DANGLING ANGLES

            Michael Chapman, ASC (1935-2020) – recipient of the 2003 ASC Lifetime Achievement Award and two-time Oscar nominee – was one of the brightest, most insightful of cinematographers.  While re-reading a 1984 interview conducted by Dennis Schaefer and Larry Salvato for their seminal book, Masters of Light, I was once again bowled over by his take on something we rarely examine.

            The topic was angles and the question began, “Do you think there are a lot of subconscious things that go into the selection of an angle?”  Chapman replied:

            “Yes.  I realized that the first time I was a director of photography.  If you were doing it as well as you could and working as hard as you could, there was a lot more unconscious material that went into what you did than you had any idea of.  I thought it would be much more in the open than it is.  I found that I was drawing on unconscious sources more than I would have any idea that I was.  Anybody who was going to be honest about it would say the same thing.  Unless they are just hacks.  If they really are trying, and trying to do something for the first time, then you are using unconscious material surprisingly intensely.  And I think one of the ways that that unconscious material reveals itself is in angles: in what it says about the relation of characters or the relations of characters to place.  Or what it says about dominance and submission.  It’s genuinely mysterious.  And I don’t like mystery.  You should never count on anything being mysterious or new or wonderful.  Or that in the joy of doing something, you’re going to create something new.  I think the more planning, the more meticulous, the more anal-retentive you are, the better off you are.  But there’s no sense pretending that that mystery isn’t there.  I don’t think you should ever count on it or ever even think about it until afterwards.  That’s all pretty abstract, I realize.”
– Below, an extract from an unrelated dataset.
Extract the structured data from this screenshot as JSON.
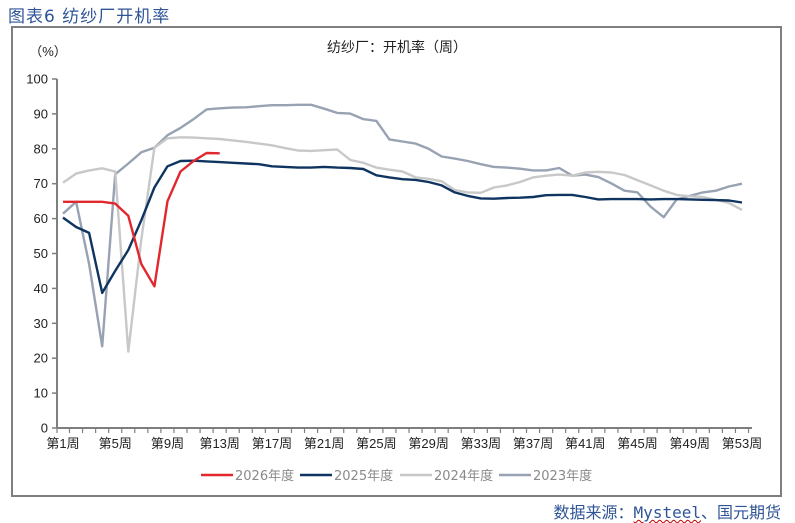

            It may indeed be abstract, but what Chapman says is true.  Beyond satisfying the mechanics of blocking a scene, what influence could there be apart from intuition for settling on one out of an infinite number of choices regarding where to put the camera?

8.8.2023

3 thoughts on “DANGLING ANGLES”

  1. He was so philosophical. I agree and feel that deep seated memories of moving through environments as we grew up will influence us as directors of photography.

    It is not just a mechanical process but a heavily emotional process involving those memories that helps motivate us to choose the angle.

    I was just thinking about Raging Bull yesterday and Michael Chapman’s beautiful Black and White work. Michael Chapman, Conrad Hall, and Haskell Wexler all have a magical, philosophical – technical approach to cinematography .

    Masters in our craft, Alchemists of light

  2. I feel that my visual sensibilities were affect by two things: growing up in the desert and having a lot of Japanese art on the walls of our house. And yet those two things are somewhat opposites, the Japanese art often dealt with simple elements like a leafy tree branch in the snow, with often what felt like a flattened telephoto perspective, and my feelings about the desert were about this wide-open space extending to the horizon, a sort of wide-angle perspective. So I seem to alternate between responding to depth, wanting to see the geography of a space… or seeing things in terms of graphic shapes against other shapes, sort of a flattened poster-like feeling.
    Just yesterday I was thinking about a quote by Gordon Willis, which I cannot find now, when talking about the landscape shots in his few Westerns, and he said something to the effect that sometimes flatness was interesting graphically.

  3. Yes, David…I think that Gordon Willis remark came out of the two westerns he did – Bad Company and Comes a Horseman.